Effective management of blood sugar levels and proper foot care can help in preventing or delaying diabetic neuropathy and its associated complications.

Blood sugar management

According to the American Diabetes Association (ADA), individuals with diabetes should undergo a glycated hemoglobin (A1C) test at least two times a year. This test reflects the average blood sugar level for the preceding 2-3 months.

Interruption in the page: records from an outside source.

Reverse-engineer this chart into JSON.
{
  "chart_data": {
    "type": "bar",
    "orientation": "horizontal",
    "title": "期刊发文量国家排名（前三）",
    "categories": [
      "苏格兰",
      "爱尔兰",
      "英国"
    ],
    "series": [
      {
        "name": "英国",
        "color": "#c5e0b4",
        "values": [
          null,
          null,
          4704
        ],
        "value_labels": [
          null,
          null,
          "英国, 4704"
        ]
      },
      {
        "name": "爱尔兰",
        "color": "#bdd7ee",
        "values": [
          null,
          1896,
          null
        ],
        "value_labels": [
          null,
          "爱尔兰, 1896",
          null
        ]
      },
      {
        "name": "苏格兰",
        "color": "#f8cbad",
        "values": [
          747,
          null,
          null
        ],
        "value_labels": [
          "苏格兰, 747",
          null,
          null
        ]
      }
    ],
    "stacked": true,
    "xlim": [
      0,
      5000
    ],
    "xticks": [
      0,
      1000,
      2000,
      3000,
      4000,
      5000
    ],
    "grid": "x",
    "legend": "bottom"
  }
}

Although A1C goals may vary depending on the individual, for most adults, an A1C of less than 7.0% is recommended by the ADA. If your blood sugar levels exceed your goal, you may need to make modifications to your daily management, such as altering your diet or physical activity, or adjusting your medications.

Foot care

To avoid foot problems, such as sores, ulcers, and even amputation, which are common complications of diabetic neuropathy, it is recommended to have a comprehensive foot examination at least once a year. Additionally, have your health care provider examine your feet during each office visit and maintain proper foot care at home.

It is important to follow your health care provider's advice for good foot care. To ensure the health of your feet, you should:

  • Check your feet daily. Look for any signs of blisters, cuts, bruises, redness, swelling, cracked or peeling skin. Use a mirror or ask someone to help you examine areas that are hard to see.
  • Keep your feet clean and dry. Use lukewarm water and mild soap to wash your feet daily. Do not soak your feet, and dry them and the areas between your toes thoroughly.
  • Moisturize your feet to prevent cracking, but avoid applying lotion between your toes, which may encourage fungal growth.
  • Trim your toenails carefully by cutting them straight across and filing the edges smoothly. If needed, a podiatrist can assist you with this.
  • Wear clean and dry socks made of cotton or moisture-wicking fibers that do not have tight bands or thick seams.
  • Wear cushioned shoes that fit well and protect your feet, such as closed-toed shoes or slippers. Make sure your shoes fit correctly and allow your toes to move freely. A podiatrist can help you learn how to choose shoes that fit properly and prevent corns and calluses. Medicare may cover the cost of at least one pair of shoes per year if you qualify.